'Ambitious plans for long-suffering West Capitol Avenue'
Copyright News-Ledger March 22, 2006
By Steve Marschke
News-Ledger Editor
An enthusiastic city council last week listened and gave suggestions as a consultant outlined plans to completely change the character of West Capitol Avenue, the city’s wide-and-often-barren thoroughfare.
Much of the discussion – and the slide show showing urban examples from other cities – centered on how to turn the 130-foot wide street into something more “people-friendly.” From Harbor Boulevard to the railroad underpass, consultants and the city’s redevelopment agency are focusing on ideas such as bringing new development out to the sidewalk instead of pushing it behind a parking lot, creating tree-lined buffers separating sidewalks from the street and using landscaped boulevards to further “narrow” the street.
One consultant told the council that the 200-foot square blocks in Portland are one of the reasons “Portland is celebrated as one of the most pedestrian-friendly cities in the nation,” while “if you take a snapshot of West Capitol, you can see why it is one of the most pedestrian-unfriendly in design.”
“People jaywalk at great risk, but they do so all the time,” he added. “At the widest, the street is 135 feet wide, with 110 feet in the pedestrian ‘realm.’ That in no way can make a pedestrian-friendly street.”
The stretch of West Capitol under study is divided into five different “neighborhoods,” each to have a distinct blend of uses, but with “a single uniform experience” uniting them, suggested the consultant from MIG, Inc.
The changes are envisioned to expand on the “West Capitol Avenue Master Plan” from the early 1990s when, as one council member remembered, “we were excited about just the idea of putting sidewalks on the street.”
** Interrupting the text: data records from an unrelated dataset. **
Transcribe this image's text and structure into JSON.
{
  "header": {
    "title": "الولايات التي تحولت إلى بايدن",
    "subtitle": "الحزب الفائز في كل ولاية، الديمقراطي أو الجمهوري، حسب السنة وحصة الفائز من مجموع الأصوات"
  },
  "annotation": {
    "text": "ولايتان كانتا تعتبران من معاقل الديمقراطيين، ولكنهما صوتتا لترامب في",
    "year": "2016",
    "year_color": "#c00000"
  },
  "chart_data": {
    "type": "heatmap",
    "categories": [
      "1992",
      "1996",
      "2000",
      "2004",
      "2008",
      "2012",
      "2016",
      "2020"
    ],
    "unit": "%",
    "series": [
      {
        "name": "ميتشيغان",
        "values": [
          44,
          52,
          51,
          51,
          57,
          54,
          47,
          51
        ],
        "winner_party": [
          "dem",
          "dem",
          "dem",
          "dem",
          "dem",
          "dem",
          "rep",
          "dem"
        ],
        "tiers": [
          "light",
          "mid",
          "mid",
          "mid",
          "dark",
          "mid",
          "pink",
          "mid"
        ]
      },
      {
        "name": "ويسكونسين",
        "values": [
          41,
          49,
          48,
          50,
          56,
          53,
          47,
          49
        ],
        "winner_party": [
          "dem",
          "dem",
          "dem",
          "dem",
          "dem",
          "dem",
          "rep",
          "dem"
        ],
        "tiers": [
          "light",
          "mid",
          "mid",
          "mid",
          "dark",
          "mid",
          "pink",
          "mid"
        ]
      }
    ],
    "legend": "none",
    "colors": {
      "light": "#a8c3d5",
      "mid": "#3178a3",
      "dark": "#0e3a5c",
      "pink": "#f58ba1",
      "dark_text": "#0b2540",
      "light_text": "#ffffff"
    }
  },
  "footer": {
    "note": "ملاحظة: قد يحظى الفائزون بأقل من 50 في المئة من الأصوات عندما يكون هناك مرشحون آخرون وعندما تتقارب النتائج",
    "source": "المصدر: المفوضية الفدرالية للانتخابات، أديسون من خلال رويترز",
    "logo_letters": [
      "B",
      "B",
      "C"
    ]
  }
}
The results of the ongoing new study are expected to result in new guidelines for building along the corridor, which are meant to work with the private sector and help change West Capitol’s character over time.
In related news, the council agreed to sell the former Siesta Inn and Sutter House Motel site to Sequoia, a private developer intending to build the “Lofts” project at on 1700-block of West Capitol. The project will feature townhomes and some commercial uses along West Capitol, and it will reach from West Capitol to Merkley Avenue.
“This is an exciting property,” remarked Councilman Wes Beers. “How long it is we’ve waited for ‘market-rate anything’ on West Capitol,” he added, referring to the past need to subsidize new development on the strip.
Council members including Beers, Bill Kristoff and Christopher Cabaldon objected to the face that the “Lofts” design plans currently show to the existing neighborhood on Merkley. The drawings displayed at the council meeting showed that the existing Merkley homes will be looking at the flat sides of the new townhouses and a parking area.
“It’s like looking at the back side of a barn,” commented Councilman Oscar Villegas.
“That’s being reworked,” reported city staffer Paul Dirksen. “The planning commission already commented on that issue.”
Which prompted Mayor Christopher Cabaldon to quip of the planning commissioners: “I knew there was a reason those people made 30 bucks a night.”
The council also approved a transportation management plan designed to reduce congestion at the proposed Raley’s Landing development in the riverfront area (north of the Tower Bridge). The plan uses partial funding from the developer to help create a wide-ranging plan for transit use, bike lockers and other potential means of preventing some of the single-occupant vehicle trips expected to be generated by the massive project.
“I’m nervous about whether this is really going to have the impact we’re hoping for,” said Mayor Cabaldon of the pioneering plan.